Besonders kritisch ist die Situation, wenn ein hoher Anteil der jungen Bevölkerung nicht am Arbeitsmarkt teilnimmt. In Österreich konzentrieren wir uns dabei auf die Jugendarbeitslosigkeit, also den Anteil der Jugendlichen, die gerne arbeiten würden, aber keinen Job/Ausbildungsstelle finden können.

International geht man weiter: NEET ist ein Akronym des Begriffs Not in Education, Employment or Training, nicht in Ausbildung, Arbeit oder Schulung, und bezeichnet die Gruppe Jugendlicher und junger Erwachsener, die keine Schule besuchen, keiner Arbeit nachgehen und sich nicht in beruflicher Ausbildung befinden. Dabei werden sowohl Arbeitswillige als auch Dropouts erfasst. Wiederum gilt, dass der Anteil der NEETs in islamisch geprägten Kulturen wesentlich höher ist, weil die Mädchen eben keiner Arbeit nachgehen dürfen, oder nur die prekärsten Jobs ausfüllen dürfen (z.B. Türkei: knapp 30% lt. OECD).

Quelle: EUROPEAN COURT OF AUDITORS, Youth unemployment – have EU policies made a difference? An assessment of the Youth Guarantee and the Youth Employment Initiative, Luxembourg 2017

Das bringt uns zum Thema Wettbewerbsfähigkeit: wichtig für die Wertschöpfung einer Volkswirtschaft ist nicht nur die Größe des Arbeitsmarkts mit seiner Beschäftigungsquote, sondern die Produktivität der Arbeitskräfte, also die Produktivität per Capita. Je höher die Produktivität, desto niedriger die Kosten in Relation zur Wertschöpfung (gemessen als Unit Labour Cost).
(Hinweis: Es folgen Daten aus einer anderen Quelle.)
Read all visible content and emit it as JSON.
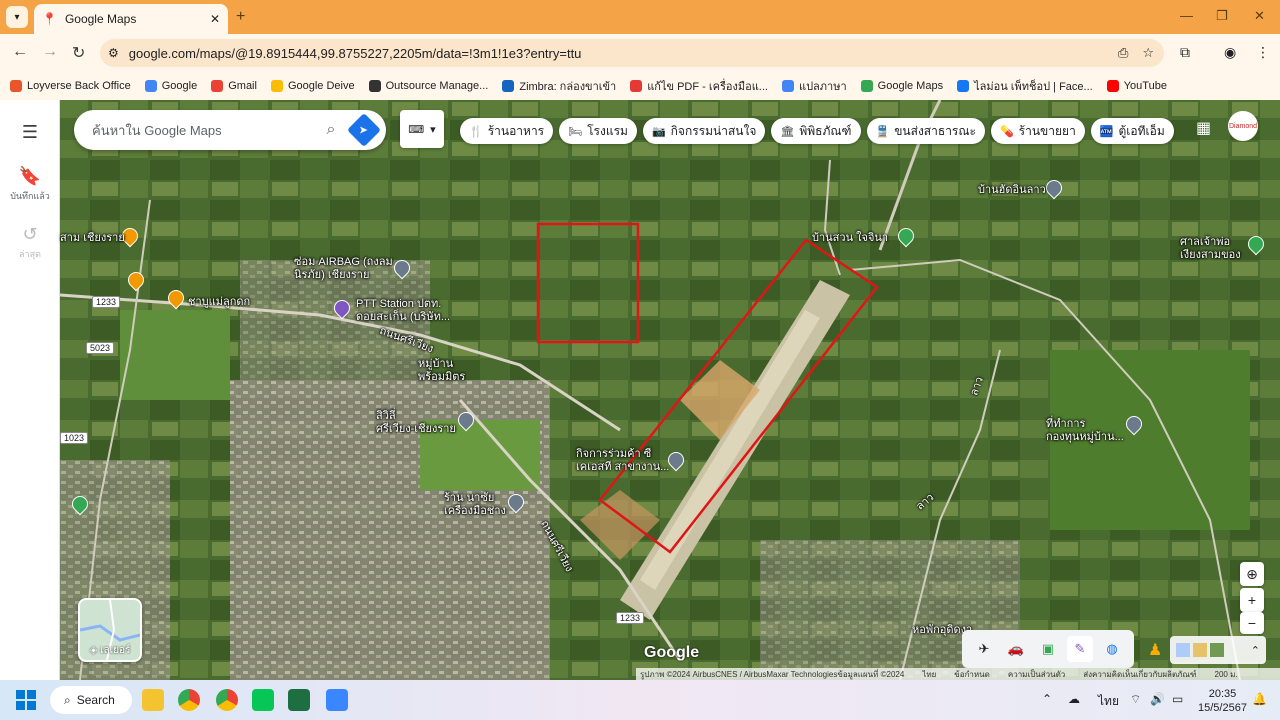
{
  "browser": {
    "tab_title": "Google Maps",
    "url": "google.com/maps/@19.8915444,99.8755227,2205m/data=!3m1!1e3?entry=ttu",
    "bookmarks": [
      {
        "label": "Loyverse Back Office",
        "color": "#e8552b"
      },
      {
        "label": "Google",
        "color": "#4285f4"
      },
      {
        "label": "Gmail",
        "color": "#ea4335"
      },
      {
        "label": "Google Deive",
        "color": "#fbbc04"
      },
      {
        "label": "Outsource Manage...",
        "color": "#333333"
      },
      {
        "label": "Zimbra: กล่องขาเข้า",
        "color": "#1565c0"
      },
      {
        "label": "แก้ไข PDF - เครื่องมือแ...",
        "color": "#e53935"
      },
      {
        "label": "แปลภาษา",
        "color": "#4285f4"
      },
      {
        "label": "Google Maps",
        "color": "#34a853"
      },
      {
        "label": "ไลม่อน เพ็ทช็อป | Face...",
        "color": "#1877f2"
      },
      {
        "label": "YouTube",
        "color": "#ff0000"
      }
    ]
  },
  "sidebar": {
    "saved_label": "บันทึกแล้ว",
    "recent_label": "ล่าสุด"
  },
  "maps": {
    "search_placeholder": "ค้นหาใน Google Maps",
    "chips": [
      {
        "icon": "🍴",
        "label": "ร้านอาหาร"
      },
      {
        "icon": "🛏",
        "label": "โรงแรม"
      },
      {
        "icon": "📷",
        "label": "กิจกรรมน่าสนใจ"
      },
      {
        "icon": "🏛",
        "label": "พิพิธภัณฑ์"
      },
      {
        "icon": "🚆",
        "label": "ขนส่งสาธารณะ"
      },
      {
        "icon": "💊",
        "label": "ร้านขายยา"
      },
      {
        "icon": "🏧",
        "label": "ตู้เอทีเอ็ม"
      }
    ],
    "avatar_text": "Diamond",
    "places": {
      "p1": "ซ่อม AIRBAG (ถงลม\nนิรภัย) เชียงราย",
      "p2": "PTT Station ปตท.\nดอยสะเก็น (บริษัท...",
      "p3": "หมู่บ้าน\nพร้อมมิตร",
      "p4": "สิวิลี่\nศรีเวียง-เชียงราย",
      "p5": "กิจการร่วมค้า ซี\nเคเอสที สาขางาน...",
      "p6": "ร้าน นาซัย\nเครื่องมือช่าง",
      "p7": "บ้านสวน ใจจินา",
      "p8": "บ้านฮัดอินลาว",
      "p9": "ศาลเจ้าพ่อ\nเงียงสามของ",
      "p10": "ที่ทำการ\nกองทุนหมู่บ้าน...",
      "p11": "ชาบูแม่ลูกดก",
      "p12": "สาม เชียงราย",
      "p13": "หอพักอุดิดงา",
      "road1": "ถนนศรีเวียง",
      "road2": "ถนนศรีเวียง",
      "road3": "ลาว",
      "road4": "ลาว"
    },
    "road_shields": [
      "1233",
      "5023",
      "1233",
      "1023"
    ],
    "layers_label": "เลเยอร์",
    "google_logo": "Google",
    "attribution": [
      "รูปภาพ ©2024 AirbusCNES / AirbusMaxar Technologiesข้อมูลแผนที่ ©2024",
      "ไทย",
      "ข้อกำหนด",
      "ความเป็นส่วนตัว",
      "ส่งความคิดเห็นเกี่ยวกับผลิตภัณฑ์",
      "200 ม."
    ]
  },
  "taskbar": {
    "search_label": "Search",
    "lang": "ไทย",
    "time": "20:35",
    "date": "15/5/2567"
  },
  "colors": {
    "tabbar": "#f5a347",
    "annotation_red": "#e01616"
  }
}
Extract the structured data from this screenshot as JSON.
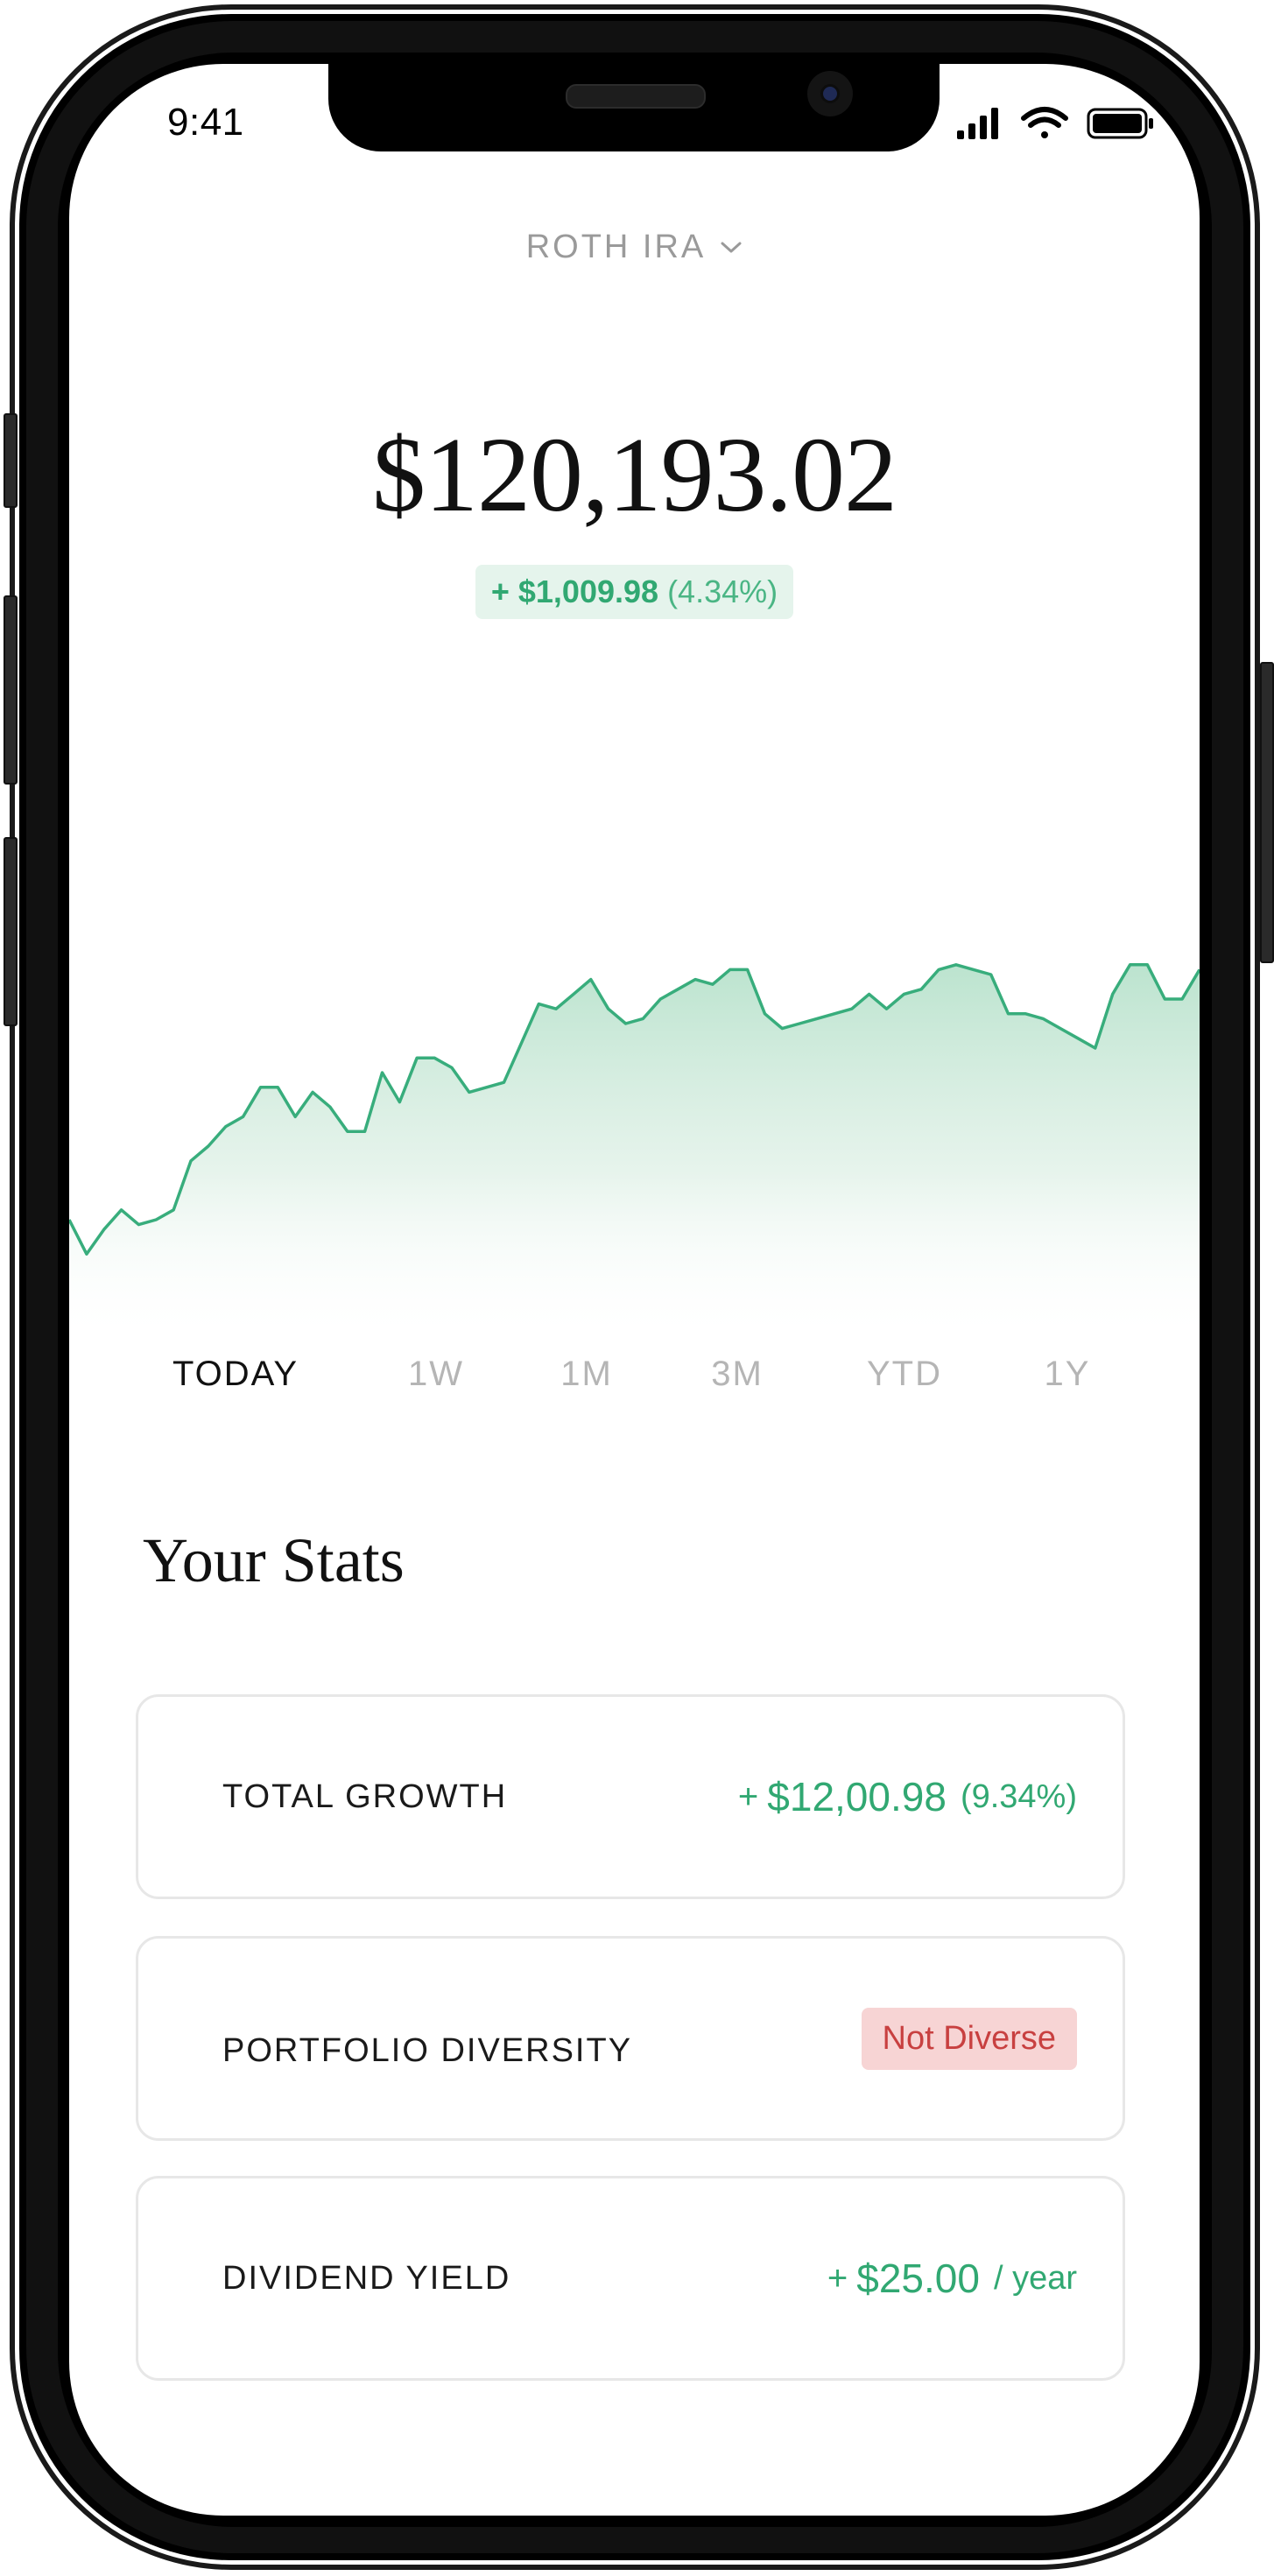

Diese Relation ist einschneidend für die Wettbewerbsfähigkeit unserer Wirtschaft. Und sie ist entscheidend für unsere Löhne: Je höher unsere Produktivität, desto höher die Löhne, die wir verlangen können.

Die Produktivität ist stark vom Ausbildungsniveau einer Gesellschaft abhängig, bzw. davon ob die Qualifikationen der Bevölkerung zu den nachgefragten der Wirtschaft passen. Gerade in Europa haben wir da ziemliche Probleme: zum einen sind Ausbildungen viel zu wenig an der Nachfrage der Privatwirtschaft orientiert, d.h. wir haben viele Akademiker, die aber keine brauchbaren Qualifikationen mitbringen (Schlagwort Fachkräftemangel). Zum anderen setzen sich Arbeitgeber und Arbeitnehmer durch veraltete Arbeitsmarktregulierung gegenseitig schachmatt (Italien, Frankreich): denn ein hohes Maß an Absicherung derjenigen, die in einem fixen Arbeitsverhältnis sind (z.B. Kündigungsschutz, Mindestlöhne) erschwert vor allem jungen Leuten den Eintritt in den regulierten Arbeitsmarkt (da sich die Unternehmer nicht noch mehr binden wollen), und drängt diese in Kurzzeitjobs, Leiharbeit etc. Gerade die jungen Leute sind aber womöglich besser ausgebildet, und könnten besser mit dem Strukturwandel in der Wirtschaft Schritt halten – so verharren auch die Unternehmen in veralteten Produktionsweisen oder lehnen es schlichtweg ab, zu expandieren, weil sich Personalkosten sprunghaft erhöhen, wenn man wächst (Italien).

Aktuelle Arbeitslosigkeit

Trotz der Coronakrise sind die Zahlen in der EU noch nicht so dramatisch gestiegen wie im Rest der Welt, weil die EU massiv auf das Instrument der Kurzarbeit setzt.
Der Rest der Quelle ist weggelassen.